眾人追出燕來樓的正門,見寧王朱宸濠在夜幕下飛快奔跑,夜風吹拂起他的衣衫下擺,露出沒穿褻褲的毛茸茸兩條大腿。

秦堪眉頭一擰,揚聲喝道:「寧王殿下,又露出來了!」

朱宸濠羞憤交加地跑著,聽到身後那個熟悉而討厭的聲音,氣得牙齒格格作響,然而秦堪的提醒不可謂不正確,朱宸濠不得不雙手捂住褲襠,以一種非常彆扭的姿勢飛快奔跑。

身後又遠遠傳來一聲沉重而痛心的嘆息:「殿下又錯了,捂住臉才是王道啊……」

眼睜睜看著一代藩王,大明皇帝陛下的皇叔在深夜的京師街頭裸奔,直至身影消失不見,眾官員怔忪片刻,這才紛紛回過神來,指著黑暗的街頭怒罵不休。

秦堪臉上浮起一抹壞壞的笑容,叮囑道:

「丁千戶……」

「屬下在。

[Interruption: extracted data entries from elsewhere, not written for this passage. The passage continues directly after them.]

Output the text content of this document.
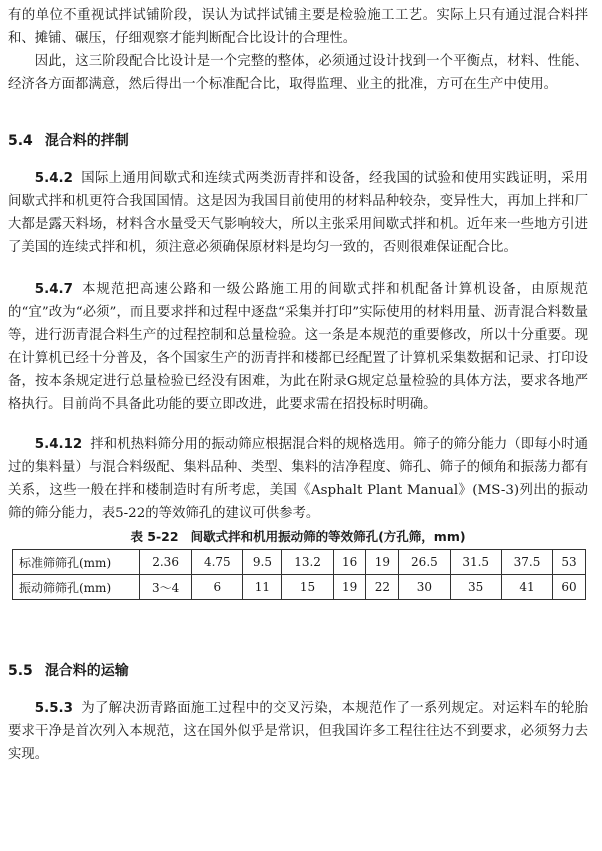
有的单位不重视试拌试铺阶段，误认为试拌试铺主要是检验施工工艺。实际上只有通过混合料拌和、摊铺、碾压，仔细观察才能判断配合比设计的合理性。

因此，这三阶段配合比设计是一个完整的整体，必须通过设计找到一个平衡点，材料、性能、经济各方面都满意，然后得出一个标准配合比，取得监理、业主的批准，方可在生产中使用。

5.4 混合料的拌制

5.4.2 国际上通用间歇式和连续式两类沥青拌和设备，经我国的试验和使用实践证明，采用间歇式拌和机更符合我国国情。这是因为我国目前使用的材料品种较杂，变异性大，再加上拌和厂大都是露天料场，材料含水量受天气影响较大，所以主张采用间歇式拌和机。近年来一些地方引进了美国的连续式拌和机，须注意必须确保原材料是均匀一致的，否则很难保证配合比。

5.4.7 本规范把高速公路和一级公路施工用的间歇式拌和机配备计算机设备，由原规范的“宜”改为“必须”，而且要求拌和过程中逐盘“采集并打印”实际使用的材料用量、沥青混合料数量等，进行沥青混合料生产的过程控制和总量检验。这一条是本规范的重要修改，所以十分重要。现在计算机已经十分普及，各个国家生产的沥青拌和楼都已经配置了计算机采集数据和记录、打印设备，按本条规定进行总量检验已经没有困难，为此在附录G规定总量检验的具体方法，要求各地严格执行。目前尚不具备此功能的要立即改进，此要求需在招投标时明确。

5.4.12 拌和机热料筛分用的振动筛应根据混合料的规格选用。筛子的筛分能力（即每小时通过的集料量）与混合料级配、集料品种、类型、集料的洁净程度、筛孔、筛子的倾角和振荡力都有关系，这些一般在拌和楼制造时有所考虑，美国《Asphalt Plant Manual》(MS-3)列出的振动筛的筛分能力，表5-22的等效筛孔的建议可供参考。

表 5-22 间歇式拌和机用振动筛的等效筛孔(方孔筛，mm)
标准筛筛孔(mm)	2.36	4.75	9.5	13.2	16	19	26.5	31.5	37.5	53
振动筛筛孔(mm)	3～4	6	11	15	19	22	30	35	41	60
5.5 混合料的运输

5.5.3 为了解决沥青路面施工过程中的交叉污染，本规范作了一系列规定。对运料车的轮胎要求干净是首次列入本规范，这在国外似乎是常识，但我国许多工程往往达不到要求，必须努力去实现。
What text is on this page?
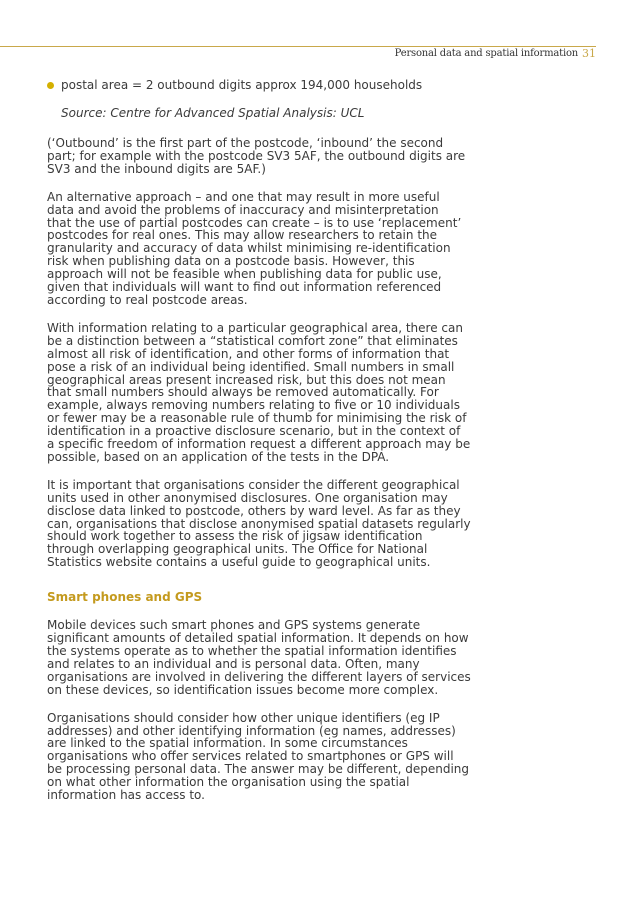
Personal data and spatial information 31
postal area = 2 outbound digits approx 194,000 households
Source: Centre for Advanced Spatial Analysis: UCL

(‘Outbound’ is the first part of the postcode, ‘inbound’ the second
part; for example with the postcode SV3 5AF, the outbound digits are
SV3 and the inbound digits are 5AF.)

An alternative approach – and one that may result in more useful
data and avoid the problems of inaccuracy and misinterpretation
that the use of partial postcodes can create – is to use ‘replacement’
postcodes for real ones. This may allow researchers to retain the
granularity and accuracy of data whilst minimising re-identification
risk when publishing data on a postcode basis. However, this
approach will not be feasible when publishing data for public use,
given that individuals will want to find out information referenced
according to real postcode areas.

With information relating to a particular geographical area, there can
be a distinction between a “statistical comfort zone” that eliminates
almost all risk of identification, and other forms of information that
pose a risk of an individual being identified. Small numbers in small
geographical areas present increased risk, but this does not mean
that small numbers should always be removed automatically. For
example, always removing numbers relating to five or 10 individuals
or fewer may be a reasonable rule of thumb for minimising the risk of
identification in a proactive disclosure scenario, but in the context of
a specific freedom of information request a different approach may be
possible, based on an application of the tests in the DPA.

It is important that organisations consider the different geographical
units used in other anonymised disclosures. One organisation may
disclose data linked to postcode, others by ward level. As far as they
can, organisations that disclose anonymised spatial datasets regularly
should work together to assess the risk of jigsaw identification
through overlapping geographical units. The Office for National
Statistics website contains a useful guide to geographical units.

Smart phones and GPS

Mobile devices such smart phones and GPS systems generate
significant amounts of detailed spatial information. It depends on how
the systems operate as to whether the spatial information identifies
and relates to an individual and is personal data. Often, many
organisations are involved in delivering the different layers of services
on these devices, so identification issues become more complex.

Organisations should consider how other unique identifiers (eg IP
addresses) and other identifying information (eg names, addresses)
are linked to the spatial information. In some circumstances
organisations who offer services related to smartphones or GPS will
be processing personal data. The answer may be different, depending
on what other information the organisation using the spatial
information has access to.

」

秦堪板起臉道:「京師乃皇城之地,竟有無恥之徒深夜裸奔,此舉有傷風化,不要臉之極,命你著畫師畫下此人容貌,發下海捕文書,經錦衣衛軍驛遍貼大明各城鎮官府,嗯……特別是南昌。」

「是!」

正在痛罵不休的眾官員看到秦堪臉上那抹壞得令人髮指的笑容,不禁打了個冷戰,頓覺遍體生寒。